Ю.Д.: Удается ли – это еще бабушка надвое сказала. Если удается – это счастье. К тому же я думаю, что и историки могут воссоздать плоть истории. Такие примеры бывали: Ключевский, Тарле.
Историк чаще имеет дело с документом, который некогда и создавался как таковой, с документом официальным, хозяйственным, статистическим и т.п. Иногда он имеет дело и с человеческим, домашним документом, но он его рассматривает иначе, чем писатель, в этом документе его действительно интересует факт. А писателя – характер, брызжущий из этого документа, вот почему человеческие, домашние документы его интересуют больше. Хотя должен признать, что любой документ, даже самый что ни на есть официальный, имеет эстетический заряд, – его нужно уловить. А нам это не всегда удается.
Есть такое выражение: «Писатель сидит в материале», – что означает: он старательно и дотошно изучает эпоху. Однако пока материал не сидит в писателе, он может рассказать об изученном им времени, хорошую лекцию прочитать, но художественного произведения не создаст. Сидение в материале – вопрос добросовестности. А воссоздание эпохи начнется тогда, когда появится что-то в душе, что начнет взаимодействовать с материалом. Вот, например, кроме тех времен, о которых я пишу, на пространствах истории есть и иные интересные для меня места, которыми я занимался, много читал о них. Скажем, Херсонес Таврический. Но я знаю точно: повесть о нем у меня бы не получилась. А как это понятнее объяснить – не знаю, затрудняюсь.
Ю.Б.: Ставя в центр произведения идейные и нравственные проблемы, современный исторический романист не забывает и о бытовой стороне жизни, очень внимателен к той бытовой атмосфере, в которой родились и оформились эти проблемы. Было ли так всегда, или это недавнее завоевание нашей исторической литературы?
Ю.Д.: Бытописание занимало исторического романиста прежде, занимает и теперь. Прежде больше, чем теперь. Мы опасаемся музейной скуки, шикарного антиквариата. А бытописание – не синоним бытовизма и обыденности. Да и этого, на мой взгляд, в наших исторических сочинениях недостает. У нас нет ничего «незначащего», у нас «все ружья стреляют».
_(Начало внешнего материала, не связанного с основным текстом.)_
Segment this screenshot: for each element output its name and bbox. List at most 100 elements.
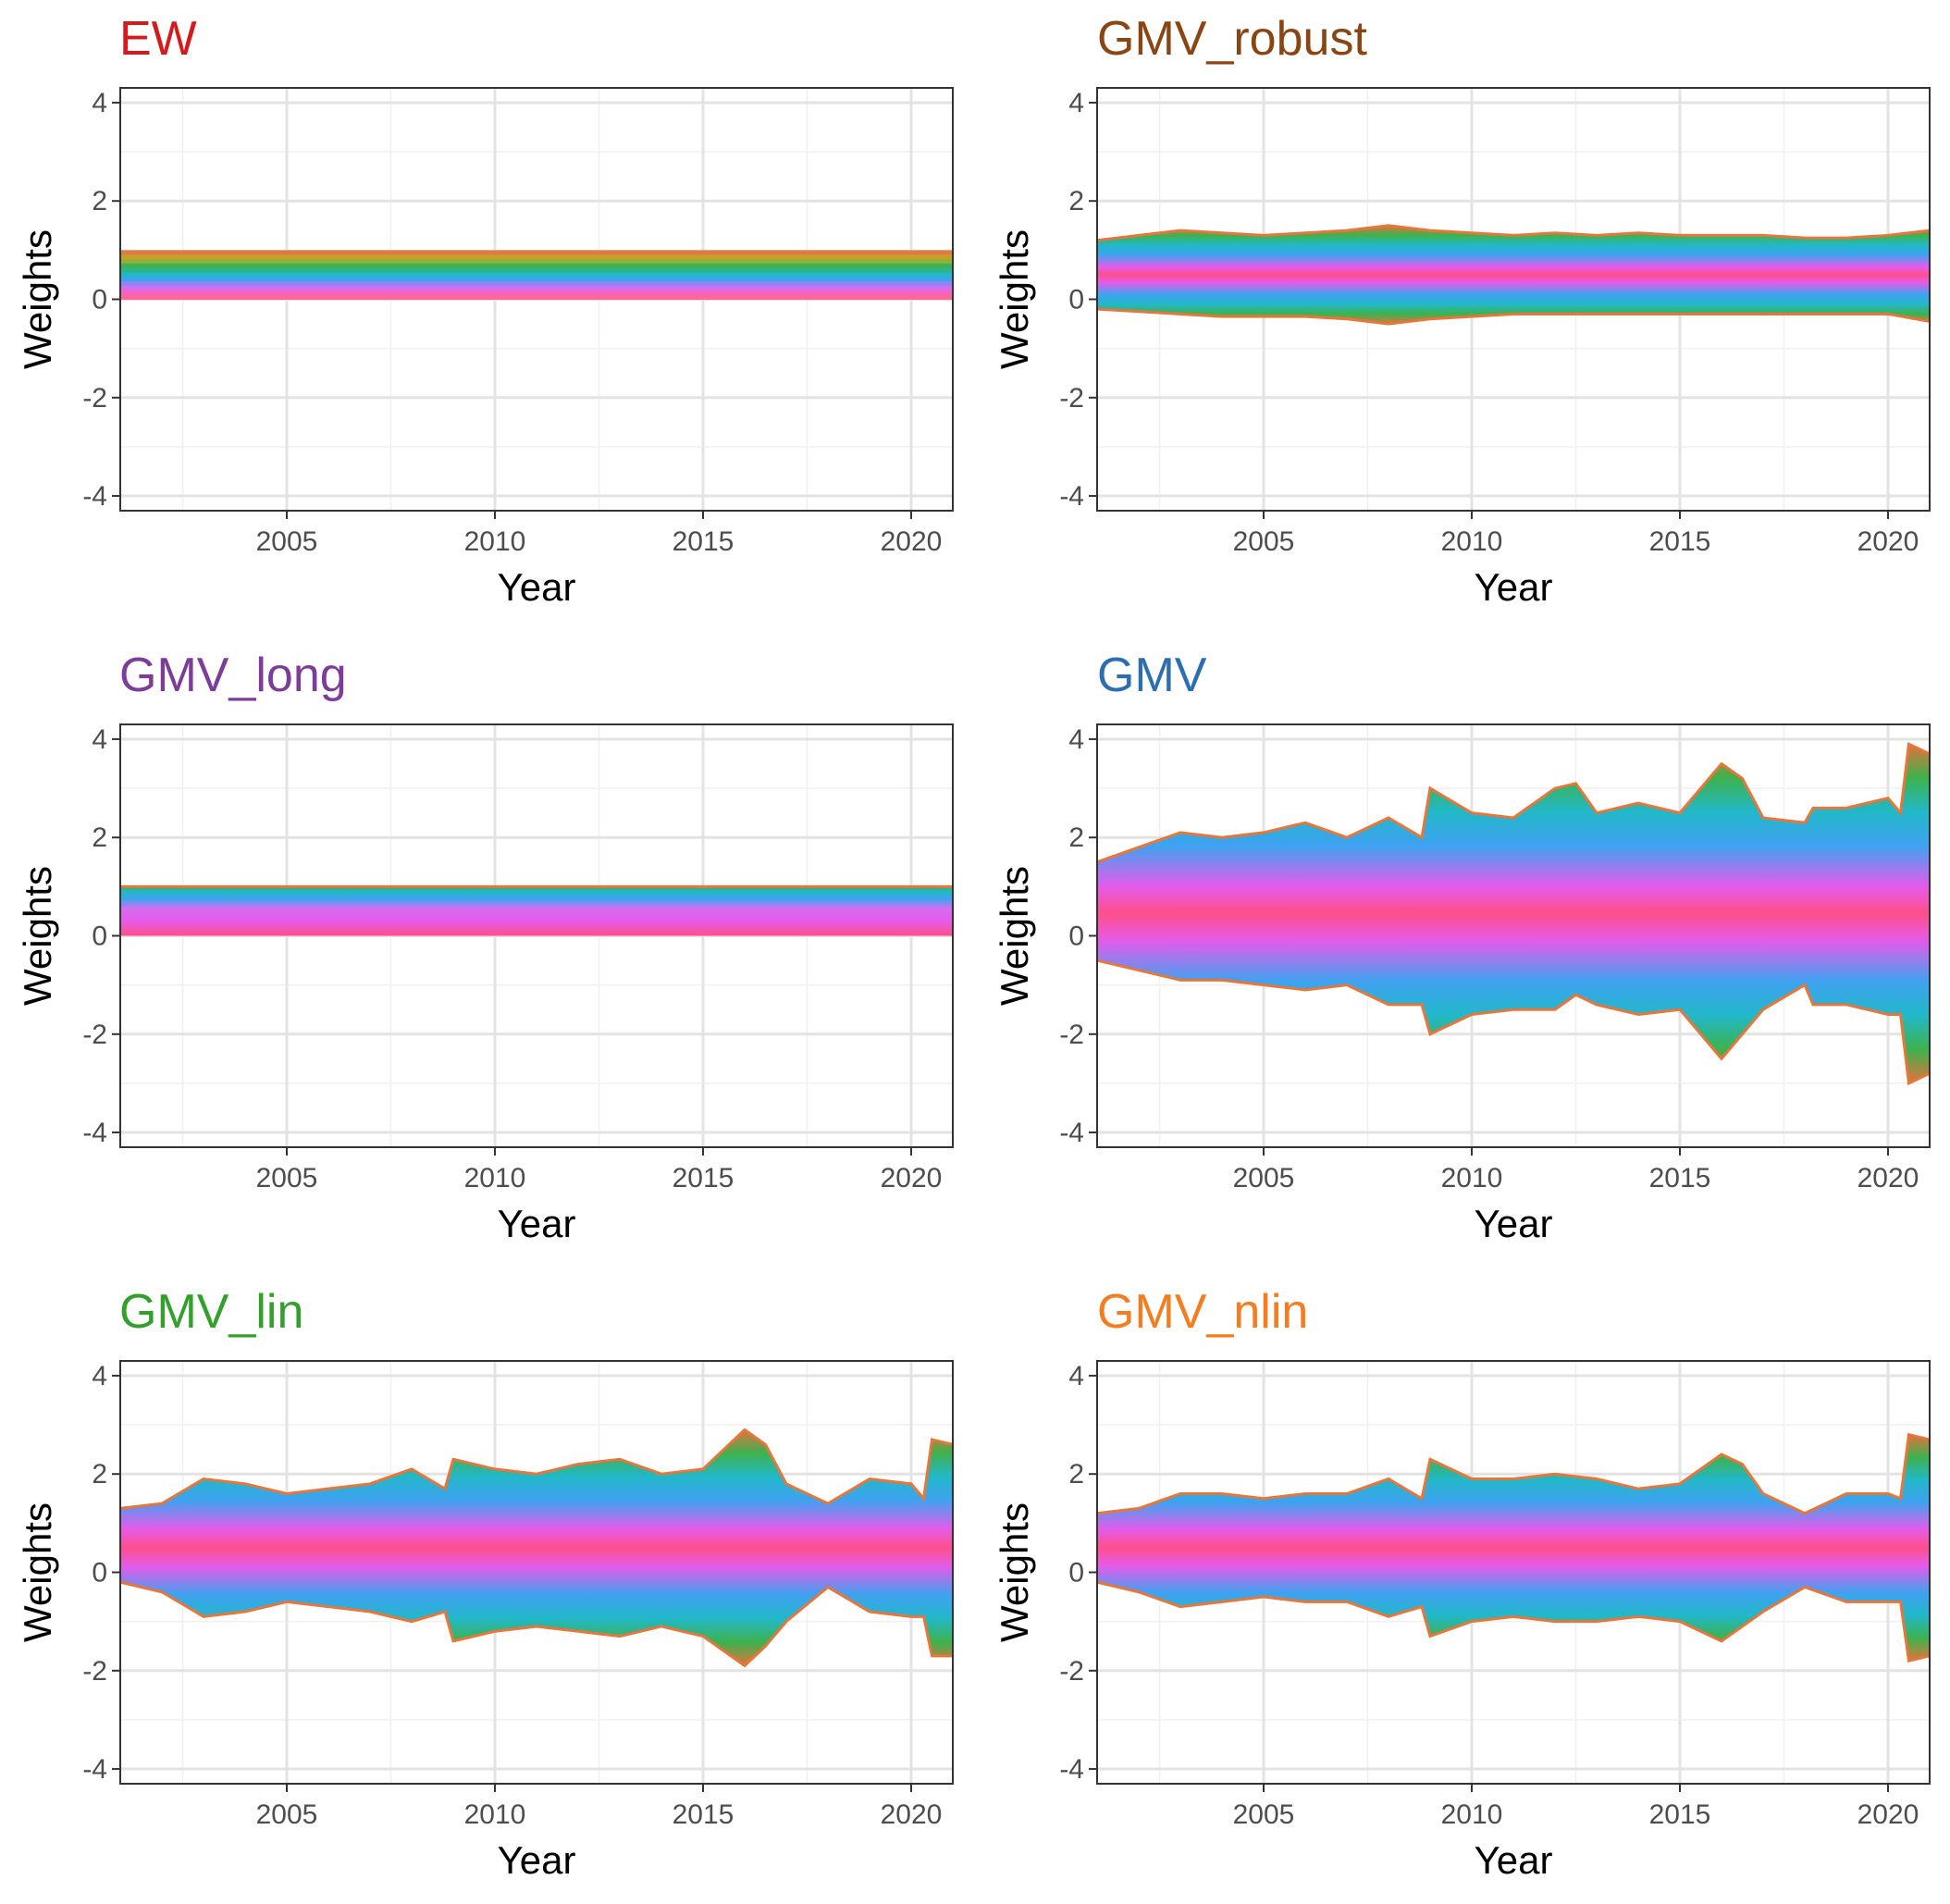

А жизнь, которую мы описываем, – вчерашняя так же, как и нынешняя, – поаморфнее, порасслабленнее, полна обыденности, милой и значимой. Мы же ее не воссоздаем, сажая прошлую действительность на жесткий каркас. И поэтому порой в наших сочинениях нет «мяса».
Обыденность, быт должны быть в наших романах, иначе не возникнет атмосферы времени, в которой дышали, двигались наши герои, атмосферы, которая во многом определяла характер их поступков.
Ю.Б.: Жизнь людей прошлого века в самых разнообразнейших ее проявлениях довольно полно описана в произведениях и классиков, и второстепенных писателей: Гоголя и Вельтмана, Гончарова и Панаева, Лескова и Терпигорева, Салтыкова и Левитова, Чехова и Боборыкина… И вот современный писатель вновь берется описывать эту действительность. Как вы относитесь к этой ситуации? Чем вам помогает прежняя литература, чем, может быть, мешает?
Ю.Д.: К этой ситуации отношусь спокойно. Только давайте оговоримся, что ни о каких сравнениях речь не идет. У меня другой угол зрения, ибо я живу в другом времени. То, что для классика было текущей жизнью, для меня – история. Правда, история, которой я должен возвратить ее текучесть.
Я свою задачу мыслю как живописание индивидуального исторического персонажа. Причем я имею дело с той индивидуальностью, которая оставила след в истории, и индивидуальностью, которая имеет свои точные координаты, из которых я не хочу и не должен выйти.
Помогает или мешает? Блок как-то сказал: мне мешает писатель Лев Толстой. Мешает, но и помогает. Мешает потому, что внушает чувства послушника, смирение и робость. Помогает тем, что заставляет меня не распускаться. Работать на пределе сил, дает пример служения родной литературе.
Ю.Б.: Хотя разговорный язык людей XIX века не слишком отличается от нынешнего разговорного языка, все же какая-то разность есть; более всего – в лексике, меньше – в речевом строе. Для писателя эти изменения и заметнее, и чувствительнее, и показательнее, чем для читателя. Что вы можете сказать о своих наблюдениях в этой области? Какие трудности в этом плане подстерегали вас?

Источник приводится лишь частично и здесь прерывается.